Cass. 1re civ., 20 nov. 2019, no 16-15867, FS–PBI
Le souscripteur d’un contrat d’assurance-vie marié sous le régime de la communauté universelle, laisse pour lui succéder son épouse. Il avait souscrit plusieurs contrats d’assurance-vie dont sa maîtresse était bénéficiaire. Faute de pouvoir en réintégrer la valeur ou celle des primes, le conjoint et les enfants firent valoir l’existence d’une donation indirecte portant sur les primes.

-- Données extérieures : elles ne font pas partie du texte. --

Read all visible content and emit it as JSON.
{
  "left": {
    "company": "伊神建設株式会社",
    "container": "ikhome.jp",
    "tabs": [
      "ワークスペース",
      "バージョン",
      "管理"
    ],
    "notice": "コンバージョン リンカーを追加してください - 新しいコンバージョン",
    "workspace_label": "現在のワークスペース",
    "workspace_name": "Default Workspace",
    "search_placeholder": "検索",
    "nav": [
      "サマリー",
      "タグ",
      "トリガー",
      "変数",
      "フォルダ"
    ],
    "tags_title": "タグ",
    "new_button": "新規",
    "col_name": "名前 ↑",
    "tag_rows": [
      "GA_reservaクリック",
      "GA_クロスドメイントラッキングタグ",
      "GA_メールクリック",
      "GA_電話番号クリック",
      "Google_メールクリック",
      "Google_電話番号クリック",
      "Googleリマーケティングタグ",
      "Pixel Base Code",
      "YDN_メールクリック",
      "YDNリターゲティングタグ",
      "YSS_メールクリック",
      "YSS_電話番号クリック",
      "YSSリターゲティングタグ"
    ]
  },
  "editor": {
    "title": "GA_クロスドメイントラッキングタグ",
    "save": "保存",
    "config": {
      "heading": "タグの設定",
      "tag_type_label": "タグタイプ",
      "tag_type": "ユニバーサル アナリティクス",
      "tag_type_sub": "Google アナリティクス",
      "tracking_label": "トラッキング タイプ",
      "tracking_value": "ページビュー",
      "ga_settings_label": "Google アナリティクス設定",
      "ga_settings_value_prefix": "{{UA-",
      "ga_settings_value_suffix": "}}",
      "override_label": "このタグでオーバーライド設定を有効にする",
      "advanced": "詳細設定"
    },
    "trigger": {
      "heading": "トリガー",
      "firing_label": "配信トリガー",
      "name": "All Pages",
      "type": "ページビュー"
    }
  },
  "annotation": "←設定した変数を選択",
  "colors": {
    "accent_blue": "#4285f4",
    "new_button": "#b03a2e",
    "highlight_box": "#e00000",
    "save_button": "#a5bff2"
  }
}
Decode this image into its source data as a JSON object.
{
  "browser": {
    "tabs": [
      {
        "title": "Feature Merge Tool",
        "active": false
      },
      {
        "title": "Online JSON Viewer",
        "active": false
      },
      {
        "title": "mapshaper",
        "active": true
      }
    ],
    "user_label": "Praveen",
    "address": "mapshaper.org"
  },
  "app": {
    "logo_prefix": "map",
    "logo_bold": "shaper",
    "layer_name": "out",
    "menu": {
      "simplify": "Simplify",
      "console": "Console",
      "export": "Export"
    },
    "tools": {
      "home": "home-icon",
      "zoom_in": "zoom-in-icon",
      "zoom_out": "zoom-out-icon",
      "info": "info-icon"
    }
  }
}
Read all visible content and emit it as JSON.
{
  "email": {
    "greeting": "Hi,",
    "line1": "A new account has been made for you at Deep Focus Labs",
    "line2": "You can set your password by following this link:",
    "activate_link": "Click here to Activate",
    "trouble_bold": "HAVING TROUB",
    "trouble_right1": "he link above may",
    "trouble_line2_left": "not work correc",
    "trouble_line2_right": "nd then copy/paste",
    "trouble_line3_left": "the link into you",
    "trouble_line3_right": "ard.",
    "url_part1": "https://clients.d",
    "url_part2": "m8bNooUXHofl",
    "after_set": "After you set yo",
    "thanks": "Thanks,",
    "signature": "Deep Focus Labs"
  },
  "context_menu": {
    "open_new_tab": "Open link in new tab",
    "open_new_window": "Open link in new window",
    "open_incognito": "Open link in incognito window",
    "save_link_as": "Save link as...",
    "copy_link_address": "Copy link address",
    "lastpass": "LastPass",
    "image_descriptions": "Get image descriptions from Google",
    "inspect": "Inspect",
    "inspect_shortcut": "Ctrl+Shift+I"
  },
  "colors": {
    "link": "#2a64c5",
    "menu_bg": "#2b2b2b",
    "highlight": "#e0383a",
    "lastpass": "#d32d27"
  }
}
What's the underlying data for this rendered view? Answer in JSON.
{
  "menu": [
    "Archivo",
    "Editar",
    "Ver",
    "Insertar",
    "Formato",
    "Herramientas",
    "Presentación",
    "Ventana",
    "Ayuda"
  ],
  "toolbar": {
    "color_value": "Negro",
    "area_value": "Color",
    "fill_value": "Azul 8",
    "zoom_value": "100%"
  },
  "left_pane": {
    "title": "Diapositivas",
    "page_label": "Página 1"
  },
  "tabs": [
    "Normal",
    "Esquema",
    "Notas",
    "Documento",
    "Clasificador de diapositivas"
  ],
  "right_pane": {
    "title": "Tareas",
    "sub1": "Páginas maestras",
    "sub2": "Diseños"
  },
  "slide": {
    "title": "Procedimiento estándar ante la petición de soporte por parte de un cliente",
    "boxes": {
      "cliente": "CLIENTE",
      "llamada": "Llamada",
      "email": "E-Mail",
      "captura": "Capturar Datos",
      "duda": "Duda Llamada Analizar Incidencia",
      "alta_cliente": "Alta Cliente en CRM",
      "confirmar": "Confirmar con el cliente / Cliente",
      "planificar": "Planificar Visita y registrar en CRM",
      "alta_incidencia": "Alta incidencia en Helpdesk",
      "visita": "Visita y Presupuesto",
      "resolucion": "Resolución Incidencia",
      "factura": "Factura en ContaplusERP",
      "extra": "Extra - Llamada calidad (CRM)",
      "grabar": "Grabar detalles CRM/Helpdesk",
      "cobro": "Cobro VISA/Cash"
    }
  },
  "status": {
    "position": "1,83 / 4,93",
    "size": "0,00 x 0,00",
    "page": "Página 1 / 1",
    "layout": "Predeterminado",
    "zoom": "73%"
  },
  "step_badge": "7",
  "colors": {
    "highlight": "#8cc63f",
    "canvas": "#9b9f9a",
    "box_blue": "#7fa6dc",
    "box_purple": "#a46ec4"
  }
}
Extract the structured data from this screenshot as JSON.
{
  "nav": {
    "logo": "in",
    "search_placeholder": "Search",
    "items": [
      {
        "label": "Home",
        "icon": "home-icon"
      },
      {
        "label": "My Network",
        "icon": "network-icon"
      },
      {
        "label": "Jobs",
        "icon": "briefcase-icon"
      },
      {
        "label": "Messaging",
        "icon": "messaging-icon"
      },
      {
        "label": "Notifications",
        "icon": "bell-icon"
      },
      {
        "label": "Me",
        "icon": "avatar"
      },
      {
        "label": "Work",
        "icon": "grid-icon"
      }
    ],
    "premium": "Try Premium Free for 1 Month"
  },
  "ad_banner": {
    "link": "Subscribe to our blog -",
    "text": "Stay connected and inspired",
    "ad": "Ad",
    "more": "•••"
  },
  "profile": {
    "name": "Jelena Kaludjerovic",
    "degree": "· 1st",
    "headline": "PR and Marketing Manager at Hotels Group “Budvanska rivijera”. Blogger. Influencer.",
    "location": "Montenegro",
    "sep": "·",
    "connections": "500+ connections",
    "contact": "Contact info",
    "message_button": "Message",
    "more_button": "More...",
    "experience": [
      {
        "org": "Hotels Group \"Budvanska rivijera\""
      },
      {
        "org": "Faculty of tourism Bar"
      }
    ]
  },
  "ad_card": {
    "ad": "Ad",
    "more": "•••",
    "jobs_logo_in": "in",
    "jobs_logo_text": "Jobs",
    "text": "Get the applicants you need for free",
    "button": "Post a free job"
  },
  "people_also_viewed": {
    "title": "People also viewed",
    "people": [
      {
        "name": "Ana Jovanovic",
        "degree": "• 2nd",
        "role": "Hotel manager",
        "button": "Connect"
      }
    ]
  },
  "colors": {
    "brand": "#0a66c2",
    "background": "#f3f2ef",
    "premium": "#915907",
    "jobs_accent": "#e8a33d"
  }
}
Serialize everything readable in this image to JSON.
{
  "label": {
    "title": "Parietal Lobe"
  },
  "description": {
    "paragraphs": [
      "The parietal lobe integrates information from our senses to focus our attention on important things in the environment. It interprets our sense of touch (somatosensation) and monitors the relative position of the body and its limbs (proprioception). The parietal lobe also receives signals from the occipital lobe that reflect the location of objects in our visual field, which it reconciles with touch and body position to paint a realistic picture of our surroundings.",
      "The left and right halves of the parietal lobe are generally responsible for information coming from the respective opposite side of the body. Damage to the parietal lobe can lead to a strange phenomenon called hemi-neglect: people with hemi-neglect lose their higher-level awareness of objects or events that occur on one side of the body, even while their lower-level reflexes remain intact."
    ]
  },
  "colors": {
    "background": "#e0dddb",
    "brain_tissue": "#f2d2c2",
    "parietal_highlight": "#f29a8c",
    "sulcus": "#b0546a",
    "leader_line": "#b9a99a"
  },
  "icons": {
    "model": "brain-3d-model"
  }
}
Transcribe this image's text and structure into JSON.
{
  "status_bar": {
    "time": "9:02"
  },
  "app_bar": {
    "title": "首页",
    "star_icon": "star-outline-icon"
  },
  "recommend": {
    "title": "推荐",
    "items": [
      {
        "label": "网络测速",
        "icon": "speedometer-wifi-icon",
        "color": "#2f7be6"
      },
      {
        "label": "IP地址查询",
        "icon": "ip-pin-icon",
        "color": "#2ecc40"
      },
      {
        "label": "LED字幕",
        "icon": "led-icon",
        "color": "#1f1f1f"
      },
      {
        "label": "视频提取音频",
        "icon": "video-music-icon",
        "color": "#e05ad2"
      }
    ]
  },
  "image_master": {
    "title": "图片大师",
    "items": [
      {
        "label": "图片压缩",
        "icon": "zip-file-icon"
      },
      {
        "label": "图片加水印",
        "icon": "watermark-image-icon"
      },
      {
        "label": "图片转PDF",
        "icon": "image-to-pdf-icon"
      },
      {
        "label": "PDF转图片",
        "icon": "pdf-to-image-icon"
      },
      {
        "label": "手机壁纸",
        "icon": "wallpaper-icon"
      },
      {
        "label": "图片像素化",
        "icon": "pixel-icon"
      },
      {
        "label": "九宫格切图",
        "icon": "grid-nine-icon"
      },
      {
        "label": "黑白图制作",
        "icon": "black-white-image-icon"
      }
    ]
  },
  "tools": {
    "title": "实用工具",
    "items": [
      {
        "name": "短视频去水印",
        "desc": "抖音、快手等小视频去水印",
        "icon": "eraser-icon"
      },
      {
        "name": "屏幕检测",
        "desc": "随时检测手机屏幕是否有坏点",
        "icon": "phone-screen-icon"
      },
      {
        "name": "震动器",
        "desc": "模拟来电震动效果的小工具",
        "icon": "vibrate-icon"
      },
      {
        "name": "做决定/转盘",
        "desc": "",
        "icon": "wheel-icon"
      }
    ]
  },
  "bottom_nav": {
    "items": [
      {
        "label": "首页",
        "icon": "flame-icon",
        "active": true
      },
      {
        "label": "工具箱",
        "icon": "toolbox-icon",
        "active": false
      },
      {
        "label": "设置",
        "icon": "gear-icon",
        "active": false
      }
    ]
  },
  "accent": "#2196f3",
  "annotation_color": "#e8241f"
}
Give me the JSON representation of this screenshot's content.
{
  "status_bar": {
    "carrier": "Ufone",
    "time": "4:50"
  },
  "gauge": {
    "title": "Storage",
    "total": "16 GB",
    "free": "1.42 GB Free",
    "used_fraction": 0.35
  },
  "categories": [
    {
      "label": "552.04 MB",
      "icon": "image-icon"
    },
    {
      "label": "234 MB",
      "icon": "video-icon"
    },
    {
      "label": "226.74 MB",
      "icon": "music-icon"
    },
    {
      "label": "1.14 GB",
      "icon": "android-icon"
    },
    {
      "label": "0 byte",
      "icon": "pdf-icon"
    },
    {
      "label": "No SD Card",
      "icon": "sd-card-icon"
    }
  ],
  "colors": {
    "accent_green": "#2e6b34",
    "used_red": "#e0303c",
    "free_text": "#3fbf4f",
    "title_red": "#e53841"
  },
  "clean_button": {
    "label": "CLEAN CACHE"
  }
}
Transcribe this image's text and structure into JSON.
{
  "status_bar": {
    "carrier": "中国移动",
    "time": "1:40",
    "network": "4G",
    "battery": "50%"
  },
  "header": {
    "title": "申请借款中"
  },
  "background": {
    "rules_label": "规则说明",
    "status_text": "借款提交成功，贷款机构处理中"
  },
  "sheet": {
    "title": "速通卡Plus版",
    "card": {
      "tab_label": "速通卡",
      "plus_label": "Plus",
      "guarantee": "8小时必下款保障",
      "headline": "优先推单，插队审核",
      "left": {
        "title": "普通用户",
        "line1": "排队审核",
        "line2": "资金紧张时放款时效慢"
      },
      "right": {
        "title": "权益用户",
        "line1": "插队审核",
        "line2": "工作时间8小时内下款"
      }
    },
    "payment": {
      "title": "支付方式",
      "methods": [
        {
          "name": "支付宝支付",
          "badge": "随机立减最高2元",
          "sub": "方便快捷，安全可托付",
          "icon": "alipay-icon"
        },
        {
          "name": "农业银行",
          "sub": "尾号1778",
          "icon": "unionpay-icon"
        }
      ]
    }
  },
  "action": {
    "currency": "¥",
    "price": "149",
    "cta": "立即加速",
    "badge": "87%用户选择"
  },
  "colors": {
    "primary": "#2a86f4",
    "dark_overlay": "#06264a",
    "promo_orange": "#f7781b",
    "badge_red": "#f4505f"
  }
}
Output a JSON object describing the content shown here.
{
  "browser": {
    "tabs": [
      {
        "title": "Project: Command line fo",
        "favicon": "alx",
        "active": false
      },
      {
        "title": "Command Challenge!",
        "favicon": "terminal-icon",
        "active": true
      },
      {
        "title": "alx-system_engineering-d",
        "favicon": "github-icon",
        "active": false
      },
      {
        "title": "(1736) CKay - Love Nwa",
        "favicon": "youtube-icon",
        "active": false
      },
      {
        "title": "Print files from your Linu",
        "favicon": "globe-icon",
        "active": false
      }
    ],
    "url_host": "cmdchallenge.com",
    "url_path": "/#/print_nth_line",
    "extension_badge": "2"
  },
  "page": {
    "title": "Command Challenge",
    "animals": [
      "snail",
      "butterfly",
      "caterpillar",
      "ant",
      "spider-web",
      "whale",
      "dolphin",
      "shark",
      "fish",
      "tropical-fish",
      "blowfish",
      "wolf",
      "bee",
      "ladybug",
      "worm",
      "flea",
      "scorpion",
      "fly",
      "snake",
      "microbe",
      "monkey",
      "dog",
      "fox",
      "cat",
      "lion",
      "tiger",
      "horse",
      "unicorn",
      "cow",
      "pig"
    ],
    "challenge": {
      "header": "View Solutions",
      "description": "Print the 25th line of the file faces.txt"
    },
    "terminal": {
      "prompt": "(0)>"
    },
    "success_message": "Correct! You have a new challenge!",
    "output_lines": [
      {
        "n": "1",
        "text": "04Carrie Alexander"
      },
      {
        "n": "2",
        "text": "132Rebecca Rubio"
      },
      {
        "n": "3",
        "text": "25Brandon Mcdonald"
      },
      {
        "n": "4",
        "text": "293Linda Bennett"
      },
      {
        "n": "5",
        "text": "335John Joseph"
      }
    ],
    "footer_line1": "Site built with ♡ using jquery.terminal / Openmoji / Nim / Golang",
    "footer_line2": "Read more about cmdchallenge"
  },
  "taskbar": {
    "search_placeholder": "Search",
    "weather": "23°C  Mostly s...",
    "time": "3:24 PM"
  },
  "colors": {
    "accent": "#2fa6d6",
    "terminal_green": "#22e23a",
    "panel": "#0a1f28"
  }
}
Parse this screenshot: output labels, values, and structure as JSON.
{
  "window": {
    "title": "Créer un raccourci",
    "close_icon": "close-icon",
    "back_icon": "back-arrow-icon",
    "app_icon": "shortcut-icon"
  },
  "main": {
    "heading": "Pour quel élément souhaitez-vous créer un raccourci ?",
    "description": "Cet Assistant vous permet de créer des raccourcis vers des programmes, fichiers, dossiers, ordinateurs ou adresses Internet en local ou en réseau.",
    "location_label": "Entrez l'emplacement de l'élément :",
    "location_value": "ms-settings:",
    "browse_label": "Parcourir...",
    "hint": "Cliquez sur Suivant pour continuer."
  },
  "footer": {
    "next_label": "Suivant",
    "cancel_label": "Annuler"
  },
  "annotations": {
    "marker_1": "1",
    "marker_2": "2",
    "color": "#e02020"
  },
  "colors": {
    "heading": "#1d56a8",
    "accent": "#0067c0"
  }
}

Pour la cour d’appel, « un tel contrat peut être requalifié en donation si les circonstances dans lesquelles son bénéficiaire a été désigné révèlent la volonté du souscripteur de se dépouiller de manière irrévocable et que tel est le cas lorsque celui-ci a consenti à l’acceptation de sa désignation par le bénéficiaire dans la mesure où, en une telle hypothèse, il est alors privé de toute possibilité de rachat ».
Cette motivation ne pouvait être que censurée par la Cour de cassation. En effet, pour donner il faut se dépouiller. Et, il ne peut y avoir dépouillement que si le souscripteur est privé d’un droit et non simplement de son exercice.
Or, l’acceptation par elle-même ne produit pas cet effet. Cette manifestation unilatérale de volonté ne peut pas faire disparaître un droit dans le patrimoine du souscripteur.
En revanche, elle peut exprimer la volonté du bénéficiaire de recevoir la valeur dont le souscripteur se dépouille irrévocablement. Comment se dépouille le souscripteur ? En renonçant expressément à son droit de racheter. En effet, pour la Cour de cassation, dès lors qu’il est établi que le souscripteur « [...] avait renoncé expressément et irrévocablement à l'exercice de sa faculté de rachat des sommes versées au titre du contrat d'assurance sur la vie litigieux », il s’en déduit « que ce contrat a acquis un caractère non rachetable » (Cass. com., 12 déc. 2018, n° 17-20913).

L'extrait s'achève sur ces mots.